The investigators also assessed CD20 surface levels in the patients. However, there was no difference between the NOTCH1 wild-type and mutant patients in the CD20 surface levels, as was the case for both TP53 and SF3B1.
In a multivariate analysis, the investigators looked for independent adverse prognostic factors. The IGHV unmutated gene has been previously reported as a prognostic factor, and this was echoed in PFS in the COMPLEMENT 2 trial (HR, 2.17; 95% CI, 1.61-3.03; P <.01). IGHV unmutated also impacted OS (HR, 1.85; 95% CI, 1.22-2.78; P = .01).
Additionally, a deletion on 17p was significant as an adverse prognostic factor for PFS (HR, 4.47; 95% CI, 2.51-7.92; P <.01) and OS (HR, 5.02; 95% CI, 2.69-9.36; P <.01). TP53 mutations were similarly significant as prognostic factors for PFS (HR, 1.80; 95% CI, 1.29-2.50; P <.01) and OS (HR, 1.68; 95% CI, 1.12-2.52; P = .04). Treatment including ofatumumab was also a prognostic factor for PFS (HR, 0.66; 95% CI, 0.52-0.85; P <.01), but not for OS (HR, 0.85; 95% CI, 0.61-1.17; P = .41).

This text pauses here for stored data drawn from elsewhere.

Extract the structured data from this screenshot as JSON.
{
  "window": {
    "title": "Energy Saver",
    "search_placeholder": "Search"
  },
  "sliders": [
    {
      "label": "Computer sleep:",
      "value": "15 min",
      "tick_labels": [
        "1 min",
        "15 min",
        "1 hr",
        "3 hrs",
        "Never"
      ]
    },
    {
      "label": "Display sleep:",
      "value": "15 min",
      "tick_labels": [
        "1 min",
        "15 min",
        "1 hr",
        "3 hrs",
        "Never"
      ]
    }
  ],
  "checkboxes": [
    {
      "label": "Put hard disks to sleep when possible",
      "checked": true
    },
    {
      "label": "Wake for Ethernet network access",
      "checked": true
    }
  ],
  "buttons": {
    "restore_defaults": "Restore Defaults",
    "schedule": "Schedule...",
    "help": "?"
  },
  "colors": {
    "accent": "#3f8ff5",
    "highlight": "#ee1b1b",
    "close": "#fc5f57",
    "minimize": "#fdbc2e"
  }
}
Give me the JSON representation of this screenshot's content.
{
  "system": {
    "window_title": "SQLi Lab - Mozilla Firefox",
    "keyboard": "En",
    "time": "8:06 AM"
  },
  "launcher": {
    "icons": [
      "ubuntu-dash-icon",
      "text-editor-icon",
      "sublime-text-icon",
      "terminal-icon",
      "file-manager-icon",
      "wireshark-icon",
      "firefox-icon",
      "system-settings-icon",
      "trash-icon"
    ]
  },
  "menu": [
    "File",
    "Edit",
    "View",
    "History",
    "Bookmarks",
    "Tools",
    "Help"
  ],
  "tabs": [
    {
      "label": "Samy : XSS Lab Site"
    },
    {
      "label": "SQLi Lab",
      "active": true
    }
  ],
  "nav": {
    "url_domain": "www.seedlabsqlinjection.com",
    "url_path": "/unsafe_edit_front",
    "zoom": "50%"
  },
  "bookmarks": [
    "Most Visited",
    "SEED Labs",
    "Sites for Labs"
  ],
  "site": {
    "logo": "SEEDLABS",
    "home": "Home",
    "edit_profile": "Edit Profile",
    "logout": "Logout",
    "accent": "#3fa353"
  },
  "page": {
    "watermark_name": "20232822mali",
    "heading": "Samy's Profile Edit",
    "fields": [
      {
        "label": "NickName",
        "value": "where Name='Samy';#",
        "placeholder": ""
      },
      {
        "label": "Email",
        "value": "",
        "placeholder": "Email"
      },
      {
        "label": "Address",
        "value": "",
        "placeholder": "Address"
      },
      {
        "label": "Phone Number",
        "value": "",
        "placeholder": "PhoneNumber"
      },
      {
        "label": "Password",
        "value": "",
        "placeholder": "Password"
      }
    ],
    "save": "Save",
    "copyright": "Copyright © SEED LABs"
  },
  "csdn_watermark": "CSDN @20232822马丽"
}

Notably, the multivariate analysis did not show that NOTCH1 mutations and SF3B1 mutations were independent adverse prognostic factors for PFS or OS.
Tausch E, Estenfelder S, Dolnik A, et al. NOTCH1 mutation as a predictive factor in the context of fludarabine and cyclophosphamide (FC) with or without ofatumumab treatment. In: Proceedings from the 2017 International Workshop on Chronic Lymphocytic Leukemia; May 12-15, 2017; New York, NY.